On 9 November, I stop by the volunteer base early in the morning to congratulate Kulyk on his 45th birthday. The whole team is already there.

“Today I have a double celebration — my birthday and the day of Kherson’s liberation,” said Kulyk. “So we’re partying!”

He tells me how liberation unfolded for him. During the occupation he hid in the Kherson Cotton Plant district. Almost no one knew where he was. Then one day, he heard frantic honking beneath his window.

“I didn’t believe they came for me,” he said. Only when a burst of gunfire sounded did he dare to look outside. “I saw our boys. Well, tears – of joy. That’s how it was.”

The three years since haven’t been kinder.

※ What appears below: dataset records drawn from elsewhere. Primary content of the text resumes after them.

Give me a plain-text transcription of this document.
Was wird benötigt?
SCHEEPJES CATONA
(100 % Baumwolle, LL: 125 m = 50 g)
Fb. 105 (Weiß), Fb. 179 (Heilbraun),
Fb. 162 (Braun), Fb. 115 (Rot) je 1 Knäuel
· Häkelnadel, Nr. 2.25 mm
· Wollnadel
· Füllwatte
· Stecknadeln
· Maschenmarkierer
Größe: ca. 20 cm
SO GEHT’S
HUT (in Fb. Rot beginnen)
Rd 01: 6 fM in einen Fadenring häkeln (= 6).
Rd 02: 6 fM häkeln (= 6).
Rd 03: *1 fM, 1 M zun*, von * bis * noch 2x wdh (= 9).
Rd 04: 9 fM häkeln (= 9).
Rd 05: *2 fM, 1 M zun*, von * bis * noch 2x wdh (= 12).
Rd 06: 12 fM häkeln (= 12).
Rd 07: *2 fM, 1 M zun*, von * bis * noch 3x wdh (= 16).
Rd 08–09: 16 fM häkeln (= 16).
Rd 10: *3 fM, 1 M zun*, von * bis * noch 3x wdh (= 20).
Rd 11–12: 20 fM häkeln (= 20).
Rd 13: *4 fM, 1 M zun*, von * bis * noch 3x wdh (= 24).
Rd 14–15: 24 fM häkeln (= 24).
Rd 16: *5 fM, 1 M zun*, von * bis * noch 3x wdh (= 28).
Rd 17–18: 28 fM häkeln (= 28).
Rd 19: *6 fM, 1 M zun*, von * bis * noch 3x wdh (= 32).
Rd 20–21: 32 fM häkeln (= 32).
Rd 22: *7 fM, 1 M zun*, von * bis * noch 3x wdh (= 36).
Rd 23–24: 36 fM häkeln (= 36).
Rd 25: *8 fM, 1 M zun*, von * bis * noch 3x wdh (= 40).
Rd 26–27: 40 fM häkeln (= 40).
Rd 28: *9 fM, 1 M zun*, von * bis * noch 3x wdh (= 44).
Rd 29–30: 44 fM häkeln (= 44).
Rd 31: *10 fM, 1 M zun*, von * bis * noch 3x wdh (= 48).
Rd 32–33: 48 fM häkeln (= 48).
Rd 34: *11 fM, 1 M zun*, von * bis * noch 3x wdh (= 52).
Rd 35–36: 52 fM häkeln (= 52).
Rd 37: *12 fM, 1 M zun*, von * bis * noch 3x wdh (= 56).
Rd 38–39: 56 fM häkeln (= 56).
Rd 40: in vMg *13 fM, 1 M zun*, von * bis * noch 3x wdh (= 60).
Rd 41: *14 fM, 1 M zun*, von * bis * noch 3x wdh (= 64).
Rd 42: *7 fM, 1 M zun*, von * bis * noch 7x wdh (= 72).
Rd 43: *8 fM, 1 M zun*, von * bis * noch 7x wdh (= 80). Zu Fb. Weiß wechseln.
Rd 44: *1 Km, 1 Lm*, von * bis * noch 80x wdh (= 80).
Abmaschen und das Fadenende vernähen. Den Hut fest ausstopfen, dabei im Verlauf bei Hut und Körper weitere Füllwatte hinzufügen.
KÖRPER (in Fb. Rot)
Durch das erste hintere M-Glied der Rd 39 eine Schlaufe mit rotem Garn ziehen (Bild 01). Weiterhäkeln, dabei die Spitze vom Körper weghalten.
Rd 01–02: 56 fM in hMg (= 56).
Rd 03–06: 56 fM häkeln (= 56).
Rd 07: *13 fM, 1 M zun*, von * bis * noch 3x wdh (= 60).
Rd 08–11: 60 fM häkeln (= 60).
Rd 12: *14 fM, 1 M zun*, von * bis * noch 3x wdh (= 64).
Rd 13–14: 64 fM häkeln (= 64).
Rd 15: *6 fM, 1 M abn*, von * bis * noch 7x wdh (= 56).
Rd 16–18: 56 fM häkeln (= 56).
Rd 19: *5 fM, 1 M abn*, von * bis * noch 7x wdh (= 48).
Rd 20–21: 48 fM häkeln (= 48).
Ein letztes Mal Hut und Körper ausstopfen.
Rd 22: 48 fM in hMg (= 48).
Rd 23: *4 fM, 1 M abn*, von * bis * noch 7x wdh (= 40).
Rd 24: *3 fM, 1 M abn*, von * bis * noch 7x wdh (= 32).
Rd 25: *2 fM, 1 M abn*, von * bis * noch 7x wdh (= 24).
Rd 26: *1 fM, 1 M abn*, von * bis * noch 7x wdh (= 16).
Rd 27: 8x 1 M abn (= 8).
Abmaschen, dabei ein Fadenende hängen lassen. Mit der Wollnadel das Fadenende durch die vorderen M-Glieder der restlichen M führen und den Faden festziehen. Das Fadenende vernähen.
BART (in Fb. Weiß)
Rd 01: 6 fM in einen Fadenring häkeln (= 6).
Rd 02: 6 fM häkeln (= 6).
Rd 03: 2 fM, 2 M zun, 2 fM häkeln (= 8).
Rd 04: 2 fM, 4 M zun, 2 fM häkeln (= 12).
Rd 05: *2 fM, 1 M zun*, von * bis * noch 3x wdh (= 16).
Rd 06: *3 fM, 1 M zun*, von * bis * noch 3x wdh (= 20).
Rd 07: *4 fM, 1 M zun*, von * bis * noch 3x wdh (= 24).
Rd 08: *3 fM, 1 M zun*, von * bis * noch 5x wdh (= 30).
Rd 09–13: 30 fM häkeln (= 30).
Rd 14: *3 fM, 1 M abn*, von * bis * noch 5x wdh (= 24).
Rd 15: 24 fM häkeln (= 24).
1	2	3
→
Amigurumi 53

His brothers serve at the front. One was discharged after injury, the other still fights in the Donetsk region.


Newlyweds Veronika and Oleh (top) and Veronika in the church where they were married.

I go back to the theater, where Knyha invites me to join a tree-planting event in Lilac Park to honor fallen defenders.

Planting trees in a city burned by war feels like an act of faith. Knyha demonstrates how to properly dig, plant, and water the trees. He tells me he planted hundreds of trees near his own home – now under occupation.

We return to the city center and find out that a wedding is scheduled at 10 a.m. at a registry office near the theater. People have already gathered, but the power goes out, delaying the ceremony, but the couple, Veronika and Oleh, are in completely positive spirits. For a while, I become the wedding photographer.

“This date is very important to us,” said Oleh. “To get married on the anniversary of Kherson’s liberation, so that our love would be as strong as the city of Kherson!”

Guests pass around champagne, then vodka. After a few toasts, the tension dissolves. By the time electricity returns, no one seems to care about formalities anymore.

The last coffee shop in the city center closes its doors “until better times.” The barista, Oleksiy, gives me one of his postcards as a keepsake – he draws them himself. Another little island of local color disappears. The city feels more and more orphaned.

Oleksiy Melnychenko, Kherson artist and barista.

I return to the train station, arriving early since the city has no electricity. It’s better to allow plenty of time. Usually full of people, the train station lacks its old hustle. The square is empty. Only the sounds of distant artillery break the quiet.

Near the railway crossing, dogs whine from a shelter yard. Stray packs roam the ruined streets, sometimes aggressive, always terrified and starving. I remember that I never got the chance to go with one of the volunteers to the dog shelter.


Stanislav Ostrous is a Ukrainian photographer who lived in Kherson for many years, returning after the Russian invasion to document life in the besieged city.